3. How to contribute to the project

This is an Open Source project, and will be covered by the GNU license.

All forms of contribution will be welcomed. Currently the most useful contributions will be in the form of feedback on the vision and architecture. More concrete help in the forms of DTDs and source will be welcomed with open arms. Thinking an opinion on the issues list would also be helpful.

Email birchb@ozemail.com.au if you have some time.


4. The Architecture

To be completed.

A description of the relationship between the supplier programs like "ls", filters like "sort" , shells and user interfaces.

Current thinking places the user interface as being 'dumb'. It will know when objects have been clicked, and will convert user clicks into shell commands. eg xterm will transmit a message to a shell instructing it that the user had clicked on a directory. ("$ click /home") Currently, I see no reason to use XML on the input to a shell, mainly for backward compatibility reasons.

The shell will then deduce that a "cd" is appropriate and execute that operation. This places all the OO smarts in the shell (knowledge of object classes and methods). Allows early prototyping with existing shell languages. It could be that a Java shell will be the best?

4.1 Object Streams for UNIX

To be completed.

Description of an object stream. Differentiation between an object (eg a file) and a view on the object (eg output from "ls"). Incorporation of model-view pattern.

4.1.1 XML for Configuration & Data Files.

To be completed.

XML is ideal for structured config files. Combining a standard syntax with parsing libraries and XML structure editors will make system admin more pleasant.

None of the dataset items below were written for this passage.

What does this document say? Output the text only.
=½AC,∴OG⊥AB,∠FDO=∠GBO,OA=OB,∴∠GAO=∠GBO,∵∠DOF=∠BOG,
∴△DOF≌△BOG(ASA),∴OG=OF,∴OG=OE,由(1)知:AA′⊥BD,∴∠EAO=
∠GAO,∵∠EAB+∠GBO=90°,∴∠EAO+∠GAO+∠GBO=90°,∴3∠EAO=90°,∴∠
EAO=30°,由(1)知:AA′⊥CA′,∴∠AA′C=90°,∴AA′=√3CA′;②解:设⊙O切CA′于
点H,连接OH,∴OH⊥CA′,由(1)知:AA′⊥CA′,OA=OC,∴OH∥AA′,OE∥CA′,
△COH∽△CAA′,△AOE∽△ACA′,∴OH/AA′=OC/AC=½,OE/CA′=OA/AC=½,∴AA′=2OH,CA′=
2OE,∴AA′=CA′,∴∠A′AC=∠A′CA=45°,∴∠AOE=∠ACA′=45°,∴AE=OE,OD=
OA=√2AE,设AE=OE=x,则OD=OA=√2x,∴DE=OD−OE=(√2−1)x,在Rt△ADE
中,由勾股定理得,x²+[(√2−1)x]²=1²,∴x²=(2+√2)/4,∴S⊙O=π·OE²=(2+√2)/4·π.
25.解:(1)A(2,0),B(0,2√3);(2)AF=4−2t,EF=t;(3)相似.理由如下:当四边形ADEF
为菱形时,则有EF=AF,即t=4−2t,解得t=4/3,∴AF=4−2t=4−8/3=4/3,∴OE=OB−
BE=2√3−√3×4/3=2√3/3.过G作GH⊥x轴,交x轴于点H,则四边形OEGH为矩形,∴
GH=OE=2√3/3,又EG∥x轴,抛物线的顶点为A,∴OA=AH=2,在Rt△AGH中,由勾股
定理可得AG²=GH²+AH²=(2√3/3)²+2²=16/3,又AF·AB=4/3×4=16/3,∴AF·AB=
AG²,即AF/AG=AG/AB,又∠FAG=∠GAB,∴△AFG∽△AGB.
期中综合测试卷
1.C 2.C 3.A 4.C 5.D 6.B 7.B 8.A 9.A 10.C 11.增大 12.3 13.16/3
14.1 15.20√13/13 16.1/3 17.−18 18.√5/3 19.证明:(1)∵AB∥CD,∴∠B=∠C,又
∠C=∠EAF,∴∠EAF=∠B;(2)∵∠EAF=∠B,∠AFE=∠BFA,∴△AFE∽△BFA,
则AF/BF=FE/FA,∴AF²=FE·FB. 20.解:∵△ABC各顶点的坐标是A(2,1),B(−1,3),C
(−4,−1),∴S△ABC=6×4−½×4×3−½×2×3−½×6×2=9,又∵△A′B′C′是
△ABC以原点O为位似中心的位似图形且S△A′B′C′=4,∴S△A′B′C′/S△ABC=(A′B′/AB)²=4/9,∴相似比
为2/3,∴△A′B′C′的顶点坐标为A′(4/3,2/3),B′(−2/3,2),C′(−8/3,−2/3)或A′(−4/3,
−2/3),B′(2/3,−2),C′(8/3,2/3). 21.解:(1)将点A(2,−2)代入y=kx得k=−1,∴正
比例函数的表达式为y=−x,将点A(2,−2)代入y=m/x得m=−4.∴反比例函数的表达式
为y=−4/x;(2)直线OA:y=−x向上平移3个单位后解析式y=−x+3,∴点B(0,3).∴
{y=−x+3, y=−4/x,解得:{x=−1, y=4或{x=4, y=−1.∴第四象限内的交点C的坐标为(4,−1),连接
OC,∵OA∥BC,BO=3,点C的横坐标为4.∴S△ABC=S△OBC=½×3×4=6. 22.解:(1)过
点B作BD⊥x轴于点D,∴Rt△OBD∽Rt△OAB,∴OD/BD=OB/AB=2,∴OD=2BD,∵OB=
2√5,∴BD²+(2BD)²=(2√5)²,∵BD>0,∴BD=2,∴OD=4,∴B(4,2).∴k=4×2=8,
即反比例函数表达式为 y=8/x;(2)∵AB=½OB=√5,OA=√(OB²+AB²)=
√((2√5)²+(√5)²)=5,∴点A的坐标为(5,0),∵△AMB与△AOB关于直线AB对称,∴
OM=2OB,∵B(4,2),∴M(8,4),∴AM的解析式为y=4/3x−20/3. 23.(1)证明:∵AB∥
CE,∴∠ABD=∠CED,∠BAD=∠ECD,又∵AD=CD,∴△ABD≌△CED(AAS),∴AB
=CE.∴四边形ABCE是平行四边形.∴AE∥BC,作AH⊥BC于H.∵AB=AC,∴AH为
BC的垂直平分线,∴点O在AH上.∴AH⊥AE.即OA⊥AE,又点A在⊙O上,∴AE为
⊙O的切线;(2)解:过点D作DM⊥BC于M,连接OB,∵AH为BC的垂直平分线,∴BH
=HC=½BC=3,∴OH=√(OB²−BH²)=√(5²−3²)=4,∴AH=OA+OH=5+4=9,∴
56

4.2 Making Everything Click

To be Completed.

Definition of the role of terminal emulators. Definition of their external interfaces, including user events and escape syntax for incoming XML.

4.3 Why XML?

To be completed.

Detailed justification for XML. (It's a Standard. It allows terminal emulators to ignore tags since it is a mark-up language. It has a DTD for defining the syntax of object streams. There is much free XML stuff around. XML will also do for conf files. XML structure editors abound and will become a 'universal' editor for UNIX data streams. etc)


5. Design

To be completed.

Detailed specifications of interfaces (down to the bit).

5.1 DTDs

To be completed.

Definitive repository of standard UNIX DTDs for object streams.


6. Implementation

To be Completed.

Starting with a hacked-up prototype for initial play and usability testing, this will list and refer to downloadable LINUXML software and docs.